Insufficient evidence to prosecute ex minister over independence day banquet scandal

Insufficient evidence to prosecute ex minister over independence day banquet scandal
December 06 18:58 2015

The Prosecutor General’s office has decided not to press charges against Mohamed Hussain Shareef, former presidential affairs minister, over alleged corruption in the selection of a caterer for the official independence day banquet. 

The anti-corruption watchdog had found that Shareef – who resigned in late October after being asked to stay home – awarded the MVR3.7 million catering contract to a restaurant owned by activists of the ruling Progressive Party of Maldives despite their lack of experience.

The Anti-Corruption Commission forwarded the case for prosecution last week under charges of abuse of power to unlawfully benefit a third party.

However, a spokesperson at the PG office said there was not enough evidence to prosecute the former minister.

“The decision was made today. We’ve sent back the case. There isn’t enough evidence to charge Shareef over abuse of power,” he said.

Muaviz Rasheed, vice president of the ACC, said the commission will look into the reason why the PG decided not to charge Shareef.

“The ACC will send a case to the PG only when the commission thinks the accused can and should be charged. We haven’t received the case yet so I can only comment on the matter after analysing PG’s decision not to charge in this case,” he said.

In awarding the contract, the former minister had claimed that it was President Abdulla Yameen who had chosen Newport. Shareef later admitted that he had lied, the ACC said.

Newport had submitted a proposal to serve 300 VIPs and a buffet for 500 dignitaries. The agreed cost was US$285 per head. It is not clear on whose orders Newport had submitted the proposal, the ACC said.

The president’s office had communicated with two other caterers, but they were not asked to submit complete quotations. According to the ACC, the price per head would have been much lower if quotations had been obtained from others.

Newport did not have the experience to cater for such an event, and the minister never checked if they had the capacity, the ACC said.

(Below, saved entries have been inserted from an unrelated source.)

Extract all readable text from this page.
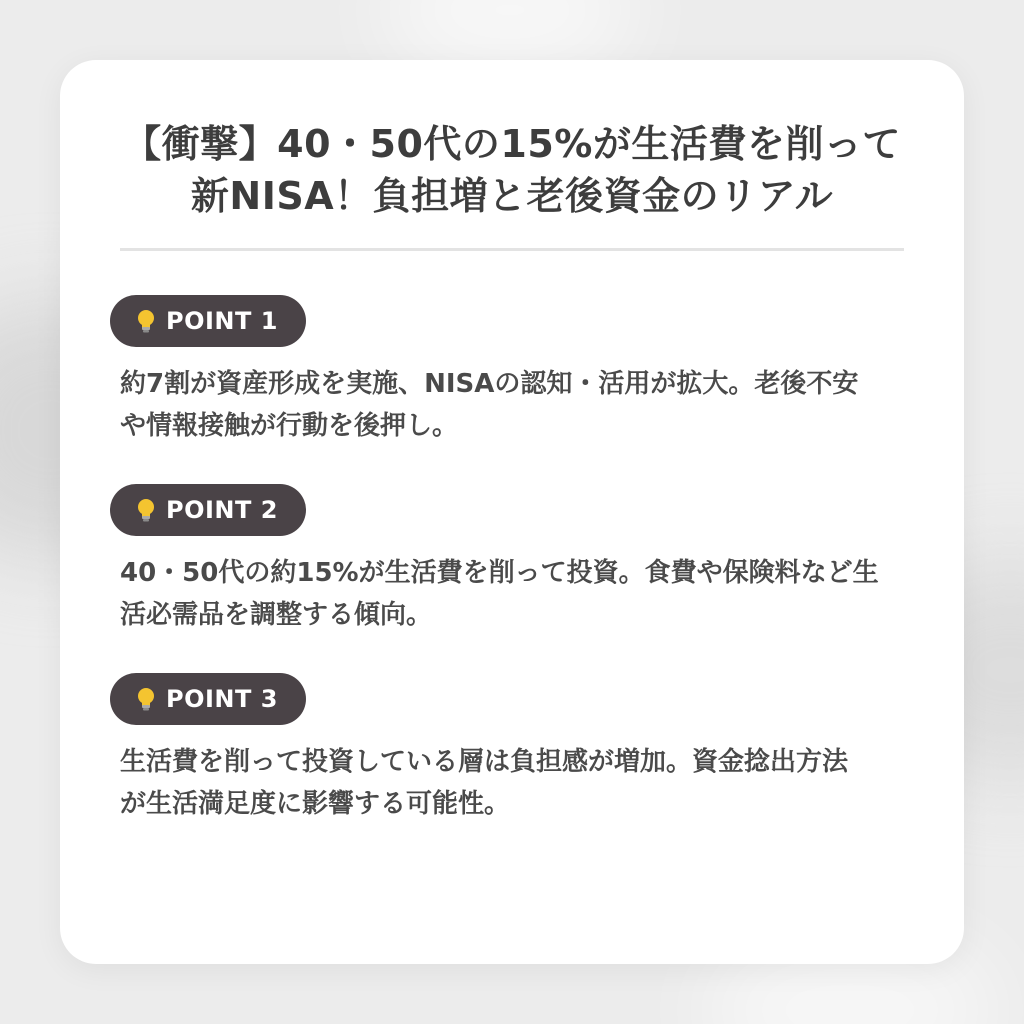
【衝撃】40・50代の15%が生活費を削って
新NISA！負担増と老後資金のリアル
POINT 1
約7割が資産形成を実施、NISAの認知・活用が拡大。老後不安
や情報接触が行動を後押し。
POINT 2
40・50代の約15%が生活費を削って投資。食費や保険料など生
活必需品を調整する傾向。
POINT 3
生活費を削って投資している層は負担感が増加。資金捻出方法
が生活満足度に影響する可能性。
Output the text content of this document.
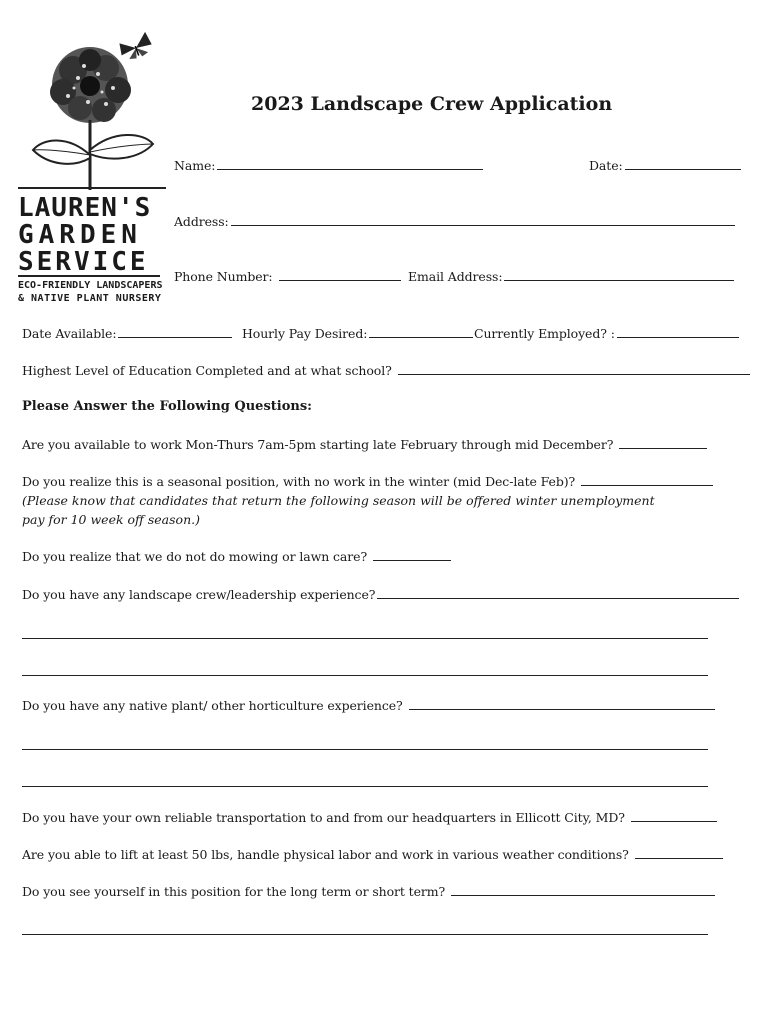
LAUREN'S
GARDEN
SERVICE
ECO-FRIENDLY LANDSCAPERS
& NATIVE PLANT NURSERY
2023 Landscape Crew Application
Name:	Date:
Address:
Phone Number:	Email Address:
Date Available:	Hourly Pay Desired:	Currently Employed? :
Highest Level of Education Completed and at what school?
Please Answer the Following Questions:
Are you available to work Mon-Thurs 7am-5pm starting late February through mid December?
Do you realize this is a seasonal position, with no work in the winter (mid Dec-late Feb)?
(Please know that candidates that return the following season will be offered winter unemployment pay for 10 week off season.)
Do you realize that we do not do mowing or lawn care?
Do you have any landscape crew/leadership experience?
Do you have any native plant/ other horticulture experience?
Do you have your own reliable transportation to and from our headquarters in Ellicott City, MD?
Are you able to lift at least 50 lbs, handle physical labor and work in various weather conditions?
Do you see yourself in this position for the long term or short term?
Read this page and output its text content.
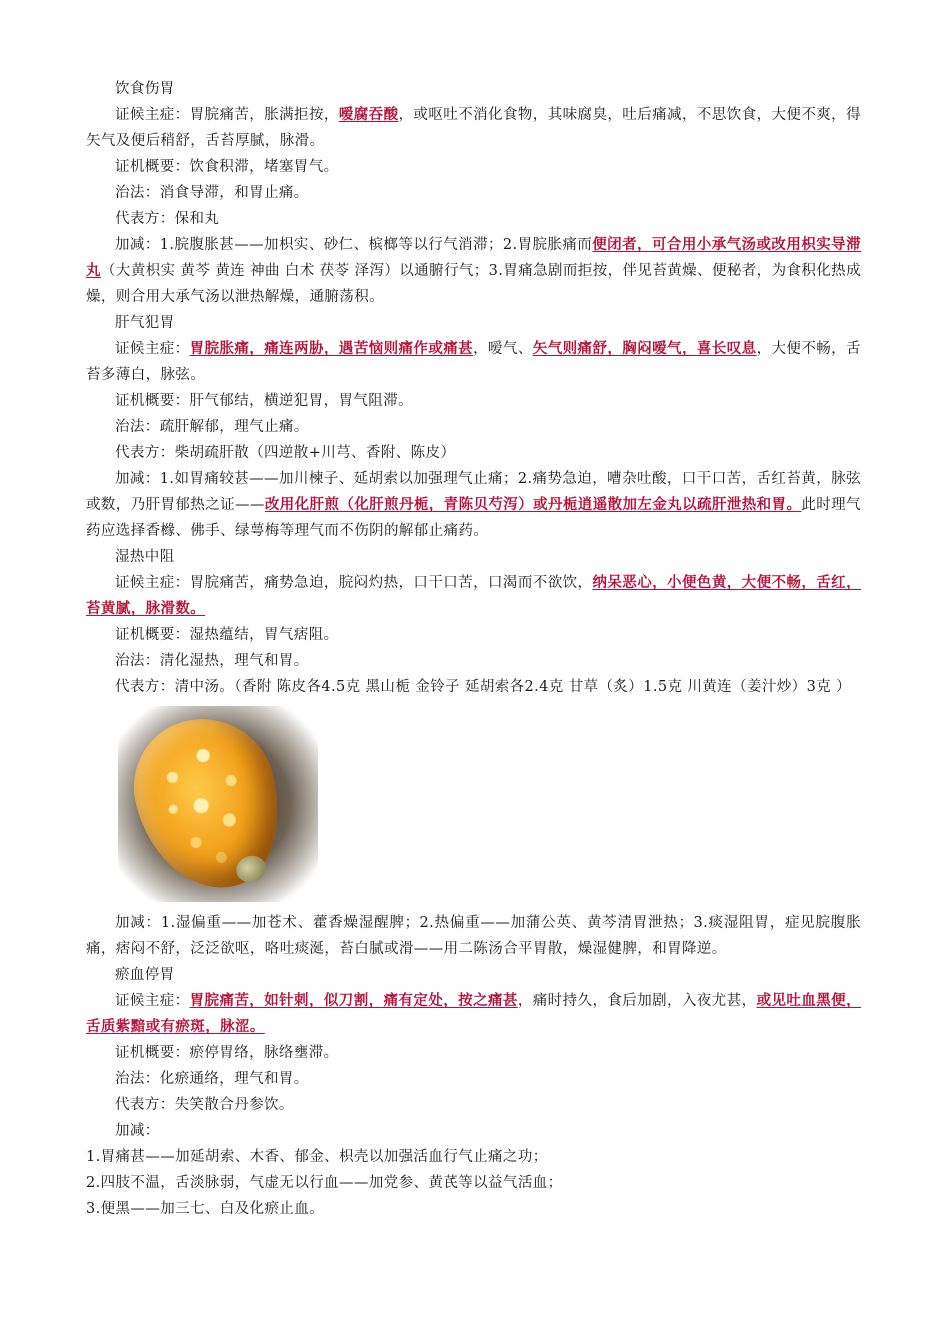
饮食伤胃

证候主症：胃脘痛苦，胀满拒按，嗳腐吞酸，或呕吐不消化食物，其味腐臭，吐后痛减，不思饮食，大便不爽，得矢气及便后稍舒，舌苔厚腻，脉滑。

证机概要：饮食积滞，堵塞胃气。

治法：消食导滞，和胃止痛。

代表方：保和丸

加减：1.脘腹胀甚——加枳实、砂仁、槟榔等以行气消滞；2.胃脘胀痛而便闭者，可合用小承气汤或改用枳实导滞丸（大黄枳实 黄芩 黄连 神曲 白术 茯苓 泽泻）以通腑行气；3.胃痛急剧而拒按，伴见苔黄燥、便秘者，为食积化热成燥，则合用大承气汤以泄热解燥，通腑荡积。

肝气犯胃

证候主症：胃脘胀痛，痛连两胁，遇苦恼则痛作或痛甚，嗳气、矢气则痛舒，胸闷嗳气，喜长叹息，大便不畅，舌苔多薄白，脉弦。

证机概要：肝气郁结，横逆犯胃，胃气阻滞。

治法：疏肝解郁，理气止痛。

代表方：柴胡疏肝散（四逆散+川芎、香附、陈皮）

加减：1.如胃痛较甚——加川楝子、延胡索以加强理气止痛；2.痛势急迫，嘈杂吐酸，口干口苦，舌红苔黄，脉弦或数，乃肝胃郁热之证——改用化肝煎（化肝煎丹栀，青陈贝芍泻）或丹栀逍遥散加左金丸以疏肝泄热和胃。此时理气药应选择香橼、佛手、绿萼梅等理气而不伤阴的解郁止痛药。

湿热中阻

证候主症：胃脘痛苦，痛势急迫，脘闷灼热，口干口苦，口渴而不欲饮，纳呆恶心，小便色黄，大便不畅，舌红，苔黄腻，脉滑数。

证机概要：湿热蕴结，胃气痞阻。

治法：清化湿热，理气和胃。

代表方：清中汤。（香附 陈皮各4.5克 黑山栀 金铃子 延胡索各2.4克 甘草（炙）1.5克 川黄连（姜汁炒）3克 ）

加减：1.湿偏重——加苍术、藿香燥湿醒脾；2.热偏重——加蒲公英、黄芩清胃泄热；3.痰湿阻胃，症见脘腹胀痛，痞闷不舒，泛泛欲呕，咯吐痰涎，苔白腻或滑——用二陈汤合平胃散，燥湿健脾，和胃降逆。

瘀血停胃

证候主症：胃脘痛苦，如针刺，似刀割，痛有定处，按之痛甚，痛时持久，食后加剧，入夜尤甚，或见吐血黑便，舌质紫黯或有瘀斑，脉涩。

证机概要：瘀停胃络，脉络壅滞。

治法：化瘀通络，理气和胃。

代表方：失笑散合丹参饮。

加减：

1.胃痛甚——加延胡索、木香、郁金、枳壳以加强活血行气止痛之功；

2.四肢不温，舌淡脉弱，气虚无以行血——加党参、黄芪等以益气活血；

3.便黑——加三七、白及化瘀止血。
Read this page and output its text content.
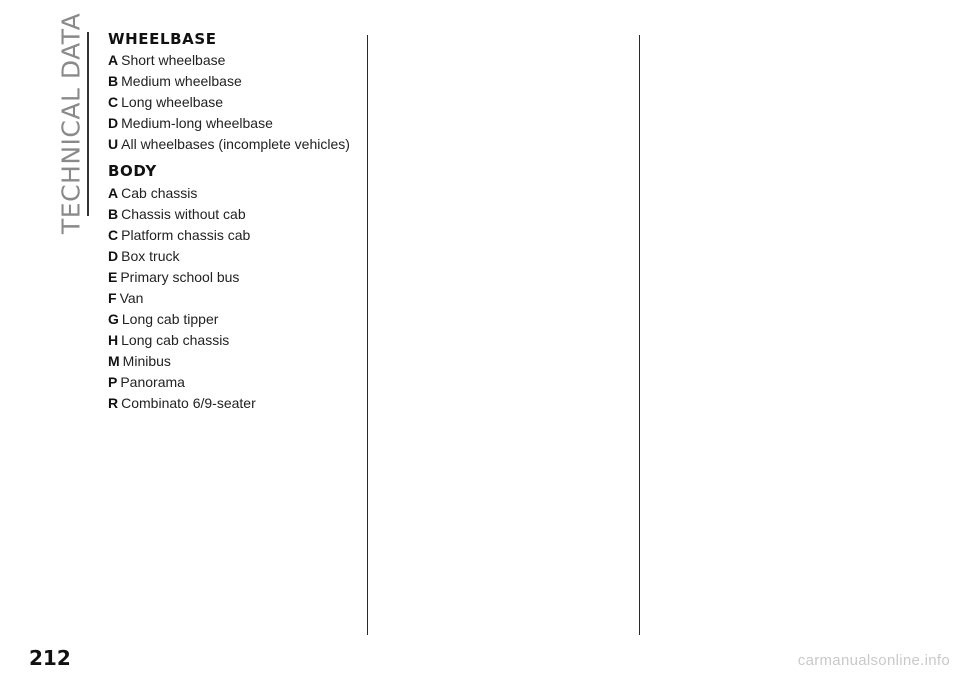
TECHNICAL DATA WHEELBASE
A Short wheelbase
B Medium wheelbase
C Long wheelbase
D Medium-long wheelbase
U All wheelbases (incomplete vehicles)
BODY
A Cab chassis
B Chassis without cab
C Platform chassis cab
D Box truck
E Primary school bus
F Van
G Long cab tipper
H Long cab chassis
M Minibus
P Panorama
R Combinato 6/9-seater
212	carmanualsonline.info
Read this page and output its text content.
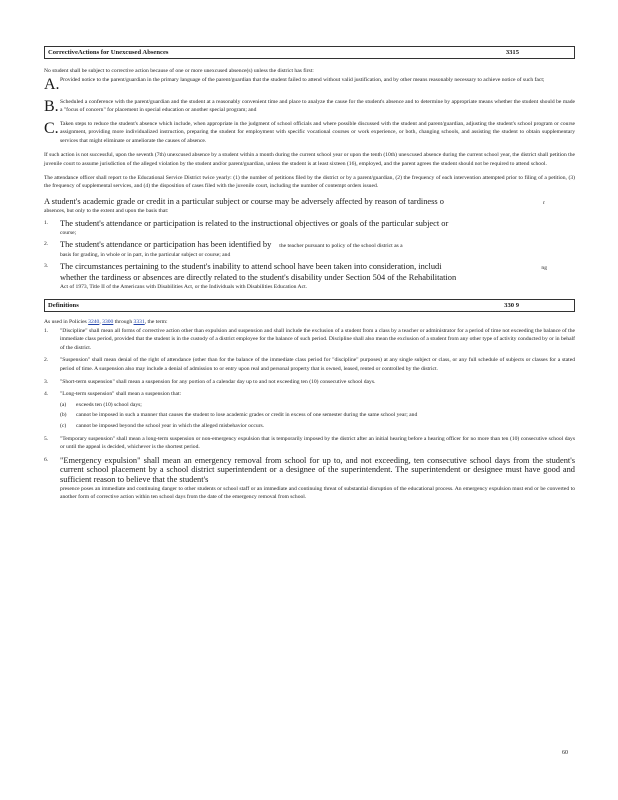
CorrectiveActions for Unexcused Absences	3315

No student shall be subject to corrective action because of one or more unexcused absence(s) unless the district has first:

A. Provided notice to the parent/guardian in the primary language of the parent/guardian that the student failed to attend without valid justification, and by other means reasonably necessary to achieve notice of such fact;

B. Scheduled a conference with the parent/guardian and the student at a reasonably convenient time and place to analyze the cause for the student's absence and to determine by appropriate means whether the student should be made a "focus of concern" for placement in special education or another special program; and

C. Taken steps to reduce the student's absence which include, when appropriate in the judgment of school officials and where possible discussed with the student and parent/guardian, adjusting the student's school program or course assignment, providing more individualized instruction, preparing the student for employment with specific vocational courses or work experience, or both, changing schools, and assisting the student to obtain supplementary services that might eliminate or ameliorate the causes of absence.

If such action is not successful, upon the seventh (7th) unexcused absence by a student within a month during the current school year or upon the tenth (10th) unexcused absence during the current school year, the district shall petition the juvenile court to assume jurisdiction of the alleged violation by the student and/or parent/guardian, unless the student is at least sixteen (16), employed, and the parent agrees the student should not be required to attend school.

The attendance officer shall report to the Educational Service District twice yearly: (1) the number of petitions filed by the district or by a parent/guardian, (2) the frequency of each intervention attempted prior to filing of a petition, (3) the frequency of supplemental services, and (4) the disposition of cases filed with the juvenile court, including the number of contempt orders issued.

A student's academic grade or credit in a particular subject or course may be adversely affected by reason of tardiness o	r

absences, but only to the extent and upon the basis that:

1.	The student's attendance or participation is related to the instructional objectives or goals of the particular subject or
course;
2.	The student's attendance or participation has been identified by the teacher pursuant to policy of the school district as a
basis for grading, in whole or in part, in the particular subject or course; and
3.	The circumstances pertaining to the student's inability to attend school have been taken into consideration, includi	ng
whether the tardiness or absences are directly related to the student's disability under Section 504 of the Rehabilitation
Act of 1973, Title II of the Americans with Disabilities Act, or the Individuals with Disabilities Education Act.
Definitions	330 9

As used in Policies 3240, 3300 through 3331, the term:

1.	"Discipline" shall mean all forms of corrective action other than expulsion and suspension and shall include the exclusion of a student from a class by a teacher or administrator for a period of time not exceeding the balance of the immediate class period, provided that the student is in the custody of a district employee for the balance of such period. Discipline shall also mean the exclusion of a student from any other type of activity conducted by or in behalf of the district.

2.	"Suspension" shall mean denial of the right of attendance (other than for the balance of the immediate class period for "discipline" purposes) at any single subject or class, or any full schedule of subjects or classes for a stated period of time. A suspension also may include a denial of admission to or entry upon real and personal property that is owned, leased, rented or controlled by the district.

3.	"Short-term suspension" shall mean a suspension for any portion of a calendar day up to and not exceeding ten (10) consecutive school days.

4.	"Long-term suspension" shall mean a suspension that:

(a)	exceeds ten (10) school days;

(b)	cannot be imposed in such a manner that causes the student to lose academic grades or credit in excess of one semester during the same school year; and

(c)	cannot be imposed beyond the school year in which the alleged misbehavior occurs.

5.	"Temporary suspension" shall mean a long-term suspension or non-emergency expulsion that is temporarily imposed by the district after an initial hearing before a hearing officer for no more than ten (10) consecutive school days or until the appeal is decided, whichever is the shortest period.

6.	"Emergency expulsion" shall mean an emergency removal from school for up to, and not exceeding, ten consecutive school days from the student's current school placement by a school district superintendent or a designee of the superintendent. The superintendent or designee must have good and sufficient reason to believe that the student's
presence poses an immediate and continuing danger to other students or school staff or an immediate and continuing threat of substantial disruption of the educational process. An emergency expulsion must end or be converted to another form of corrective action within ten school days from the date of the emergency removal from school.
60
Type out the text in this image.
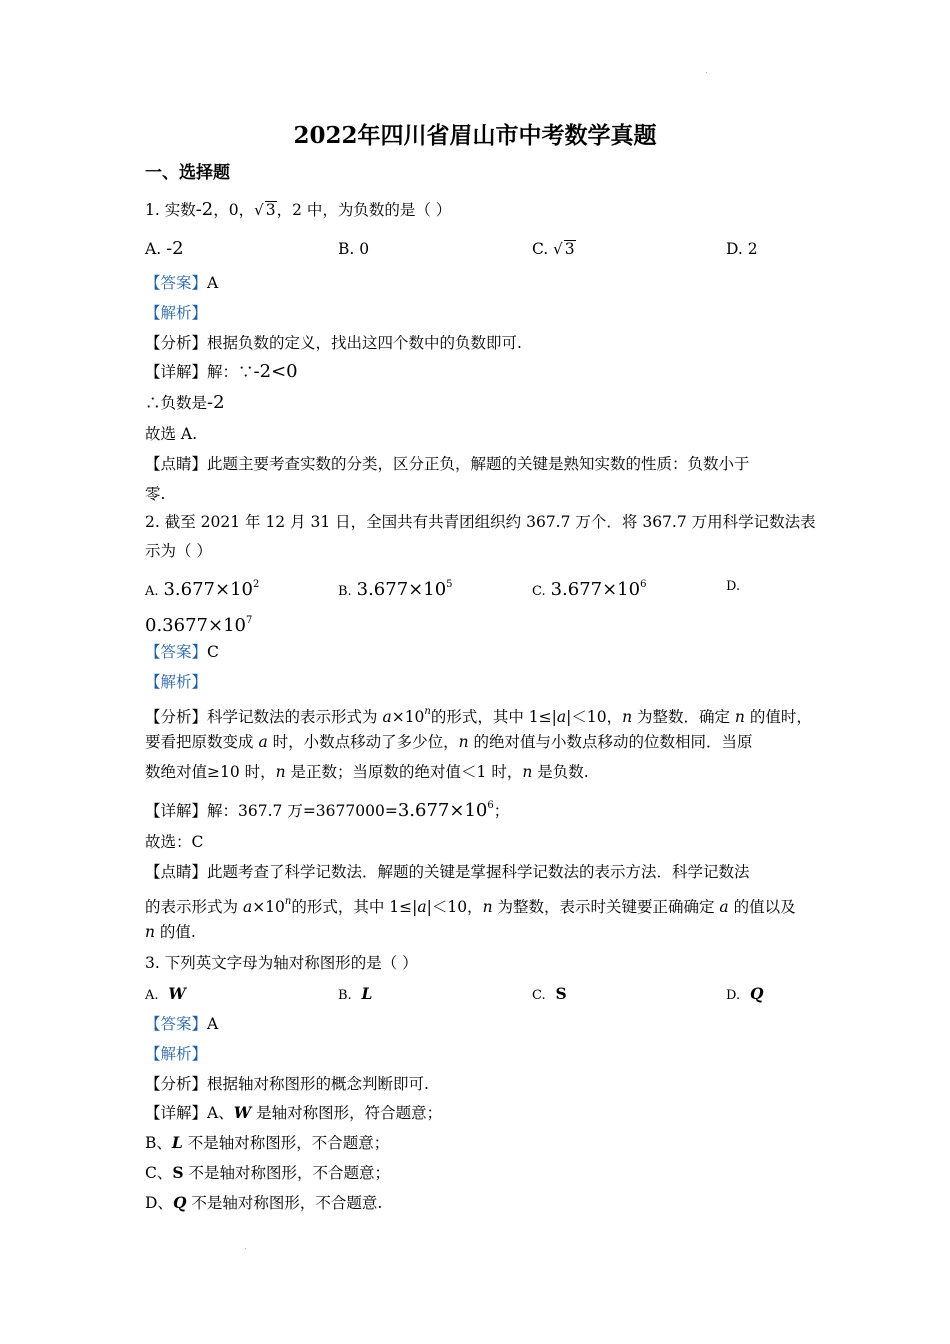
.
2022年四川省眉山市中考数学真题
一、选择题
1. 实数-2，0，√ 3，2 中，为负数的是（ ）
A. -2	B. 0	C. √ 3	D. 2
【答案】A
【解析】
【分析】根据负数的定义，找出这四个数中的负数即可.
【详解】解：∵-2<0
∴负数是-2
故选 A.
【点睛】此题主要考查实数的分类，区分正负，解题的关键是熟知实数的性质：负数小于
零.
2. 截至 2021 年 12 月 31 日，全国共有共青团组织约 367.7 万个．将 367.7 万用科学记数法表
示为（ ）
A. $3.677\times 10^2$	B. $3.677\times 10^5$	C. $3.677\times 10^6$	D.
$0.3677\times 10^7$
【答案】C
【解析】
【分析】科学记数法的表示形式为 $a\times 10^n$的形式，其中 1≤|a|＜10，n 为整数．确定 n 的值时，
要看把原数变成 a 时，小数点移动了多少位，n 的绝对值与小数点移动的位数相同．当原
数绝对值≥10 时，n 是正数；当原数的绝对值＜1 时，n 是负数.
【详解】解：367.7 万$=3677000=3.677\times 10^6$；
故选：C
【点睛】此题考查了科学记数法．解题的关键是掌握科学记数法的表示方法．科学记数法
的表示形式为 $a\times 10^n$的形式，其中 1≤|a|＜10，n 为整数，表示时关键要正确确定 a 的值以及
n 的值.
3. 下列英文字母为轴对称图形的是（ ）
A. W	B. L	C. S	D. Q
【答案】A
【解析】
【分析】根据轴对称图形的概念判断即可.
【详解】A、W 是轴对称图形，符合题意；
B、L 不是轴对称图形，不合题意；
C、S 不是轴对称图形，不合题意；
D、Q 不是轴对称图形，不合题意.
.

Other employees of the president’s office complained to the ACC of the poor quality of the food and said it did not live up to the price.

Shareef had told the ACC that a coordination committee at the president’s office had advised Newport’s hire, but committee members have denied the claim.

Shareef, citing Yameen’s orders, went on to order the finance ministry to provide a 50 percent advance. He later admitted he had never sought such permission from the president.

According to the ACC, Shareef had also assisted the Newport Restaurant in hiring waiters for the banquet through the president’s office and used state funds to buy a sorbet machine for the restaurant.

A total of MVR7.9 million was spent on the banquet, of which MVR3.9 million has been disbursed already, the ACC said.

At the time, the poor quality of the food prompted several reporters to allege corruption. A diplomat told the The Maldives Independent that the food was “inauthentic and tasteless.”

But a senior manager at Newport had said that they had operated at a loss. “The dinner cost half a million more than the price we asked for,” he said.

Shareef quit the government in mid-October in the wake of an explosion on President Abdulla Yameen’s speedboat, which led to a purge of former Vice President Ahmed Adeeb’s supporters from the government.

Adeeb is under custody on suspicion of plotting to assassinate the president.

 

Although bribery was alleged in the awarding of the contract, the ACC said it had found no evidence to back the claim. The commission is also investigating other complaints over the banquet, including the hire of tables and chairs.

According to the finance ministry, a budget of MVR150 million was allocated for the celebrations to mark the Maldives’ golden jubilee of independence. The main opposition Maldivian Democratic Party says expenses were much higher than the allocated amount.